The boy is now enrolled in a private school. In yet another case among many, a student, with 412 marks, also missed out on a national school, but was lucky to later gain admission to one in Western Kenya. A girl who scored 396 was also left out of the top schools and is now in a private secondary school in Nairobi’s Eastlands.
It took efforts of parents for candidates like Alex Nyaoro and Catherine Odhiambo, who scored 394 and 416 marks, respectively, to gain admission to good schools after they were handed a ‘raw deal’ in the selection. So just what is involved in selection to Form One? Is the quota system the solution for equal opportunity for pupils from public and private schools?
According to the Ministry of Education’s revised guidelines for the 2014 Form One selection, the process is ‘aimed at ensuring placement of candidates in schools of their choice through merit, equity in school placement through quotas, and affirmative action where applicable.’
According to the guidelines, candidates that may have missed schools of their choice despite their marks have a chance at being placed in available places in schools of comparable performance levels. But such assurances have done little to placate those that see the selection criterion as ‘discriminatory’ towards private schools.
“The quota system is unjustifiable and is not backed by policy. The ministry should ensure all schools have an enabling environment to provide quality education for all,” says Elimu Yetu National Co-ordinator Janet Ouko Muthoni.
SELECTION CRITERIA
National schools, she adds, only absorb about 16,000, while district schools admit over 400,000 pupils. Muthoni terms the selection criteria employed by the ministry a “lazy strategy by government to fix a problem that has long persisted in the education sector”.
In an earlier interview on the fate of pupils that had missed places in national schools despite qualifying, Mr. Kennedy Buhere, a communications official at the Ministry of Education, said no such pupils would miss a secondary school.University of Nairobi lecturer and columnist with The Standard, Dr XN Iraki, argues that while the ministry’s defence that lack of a quota system would see all places in national schools taken by private schools is true, one wonders why all pupils sit the same exam if it is not supposed to equalise them. Kenya Private Schools Association Nairobi County chair Julius Otundo says many students in private schools with over 400 marks had to seek alternatives because they were left out of the country’s top schools.
“Many students from private primary schools did not get proper selections and even when they did, were admitted to the newly created national schools. ” he says. Otundo proposes that qualitative analysis be done after exams that would consider aspects like gender balance, and merit in selection.

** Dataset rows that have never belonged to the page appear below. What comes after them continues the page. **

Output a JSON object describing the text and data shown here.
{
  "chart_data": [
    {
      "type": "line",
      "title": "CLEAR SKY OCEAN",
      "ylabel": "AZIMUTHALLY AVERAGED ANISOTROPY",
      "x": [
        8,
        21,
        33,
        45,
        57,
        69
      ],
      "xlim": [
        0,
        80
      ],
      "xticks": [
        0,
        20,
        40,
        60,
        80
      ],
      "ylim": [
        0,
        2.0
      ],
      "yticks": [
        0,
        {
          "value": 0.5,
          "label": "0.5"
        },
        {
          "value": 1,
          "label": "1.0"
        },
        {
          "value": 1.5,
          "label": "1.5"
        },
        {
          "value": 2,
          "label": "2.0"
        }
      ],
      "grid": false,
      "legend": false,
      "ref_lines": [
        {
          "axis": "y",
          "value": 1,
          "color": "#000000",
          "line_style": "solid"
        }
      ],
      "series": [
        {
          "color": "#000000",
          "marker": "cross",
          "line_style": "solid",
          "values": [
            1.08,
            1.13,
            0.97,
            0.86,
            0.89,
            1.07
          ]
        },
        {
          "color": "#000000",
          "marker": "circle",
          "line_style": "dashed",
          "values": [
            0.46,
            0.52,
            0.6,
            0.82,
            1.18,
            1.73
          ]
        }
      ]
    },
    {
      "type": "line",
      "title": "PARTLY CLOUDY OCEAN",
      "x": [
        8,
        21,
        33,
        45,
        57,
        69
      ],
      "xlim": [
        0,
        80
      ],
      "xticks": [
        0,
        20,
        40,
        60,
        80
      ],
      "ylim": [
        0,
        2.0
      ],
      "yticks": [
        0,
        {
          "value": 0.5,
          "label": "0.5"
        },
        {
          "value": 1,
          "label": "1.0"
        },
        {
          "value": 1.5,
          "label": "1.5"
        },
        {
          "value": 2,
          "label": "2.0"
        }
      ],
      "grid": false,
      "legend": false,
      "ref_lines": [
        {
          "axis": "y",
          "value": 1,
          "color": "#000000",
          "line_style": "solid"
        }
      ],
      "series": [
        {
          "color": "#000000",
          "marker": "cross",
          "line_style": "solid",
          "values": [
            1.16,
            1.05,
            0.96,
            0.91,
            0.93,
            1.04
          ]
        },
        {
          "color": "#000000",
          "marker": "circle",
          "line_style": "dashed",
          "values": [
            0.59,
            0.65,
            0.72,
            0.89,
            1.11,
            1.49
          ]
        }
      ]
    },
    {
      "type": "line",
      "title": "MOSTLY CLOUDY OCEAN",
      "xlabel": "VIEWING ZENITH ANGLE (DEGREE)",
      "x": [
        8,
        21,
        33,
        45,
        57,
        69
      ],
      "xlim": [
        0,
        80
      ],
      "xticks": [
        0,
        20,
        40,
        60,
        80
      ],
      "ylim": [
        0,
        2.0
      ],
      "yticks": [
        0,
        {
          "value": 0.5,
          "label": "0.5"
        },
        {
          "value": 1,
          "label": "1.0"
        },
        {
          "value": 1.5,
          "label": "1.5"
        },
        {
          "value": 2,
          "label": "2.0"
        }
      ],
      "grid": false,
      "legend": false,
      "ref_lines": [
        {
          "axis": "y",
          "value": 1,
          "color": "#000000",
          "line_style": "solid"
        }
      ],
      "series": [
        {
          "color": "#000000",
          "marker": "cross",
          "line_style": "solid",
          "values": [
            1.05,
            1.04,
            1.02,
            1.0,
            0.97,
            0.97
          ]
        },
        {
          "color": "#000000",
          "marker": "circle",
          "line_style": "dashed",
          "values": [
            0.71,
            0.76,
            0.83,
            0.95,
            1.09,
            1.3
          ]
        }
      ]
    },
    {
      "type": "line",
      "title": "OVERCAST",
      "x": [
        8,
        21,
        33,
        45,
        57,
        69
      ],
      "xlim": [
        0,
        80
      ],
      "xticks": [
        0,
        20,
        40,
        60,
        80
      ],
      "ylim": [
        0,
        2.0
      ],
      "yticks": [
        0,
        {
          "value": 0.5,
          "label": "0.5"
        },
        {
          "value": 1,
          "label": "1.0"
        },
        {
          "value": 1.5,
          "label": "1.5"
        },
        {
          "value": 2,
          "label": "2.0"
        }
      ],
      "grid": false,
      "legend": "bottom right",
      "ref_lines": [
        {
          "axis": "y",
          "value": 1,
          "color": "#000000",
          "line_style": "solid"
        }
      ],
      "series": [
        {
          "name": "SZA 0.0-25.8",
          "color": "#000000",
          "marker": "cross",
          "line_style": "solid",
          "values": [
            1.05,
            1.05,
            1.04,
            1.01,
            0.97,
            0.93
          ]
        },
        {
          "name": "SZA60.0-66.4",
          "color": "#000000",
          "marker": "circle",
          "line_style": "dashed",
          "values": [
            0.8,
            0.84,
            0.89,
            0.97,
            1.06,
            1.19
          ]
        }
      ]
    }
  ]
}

“Government should find out what ails public schools because children in these schools can perform equally well.”
Private schools, he says, only got 25 per cent of slots in National Schools, a drop from the previous year’s 45 per cent.
“We need to look at what the Jubilee manifesto and Education Act say to avoid frustrating learners in private schools. We can also have private schools matched to national, County and district level schools then include them in the selection,” he says.
TANGIBLE SOLUTIONS
Kenya Primary Schools Head Teachers Association chair Joseph Karuga says there is need to appreciate that for a long time, signals have been sent that public schools aren’t good enough.The selection argument, he says, should go beyond grades because there are other factors that differentiate public and private schools.
“Private schools are endowed with better facilities and therefore seen as able to produce better results,” he says.
Karuga is optimistic the taskforce set up by the ministry will come up with tangible solutions. He also proposes that a board similar to the one that conducts university admissions be formed to allocate Form One places.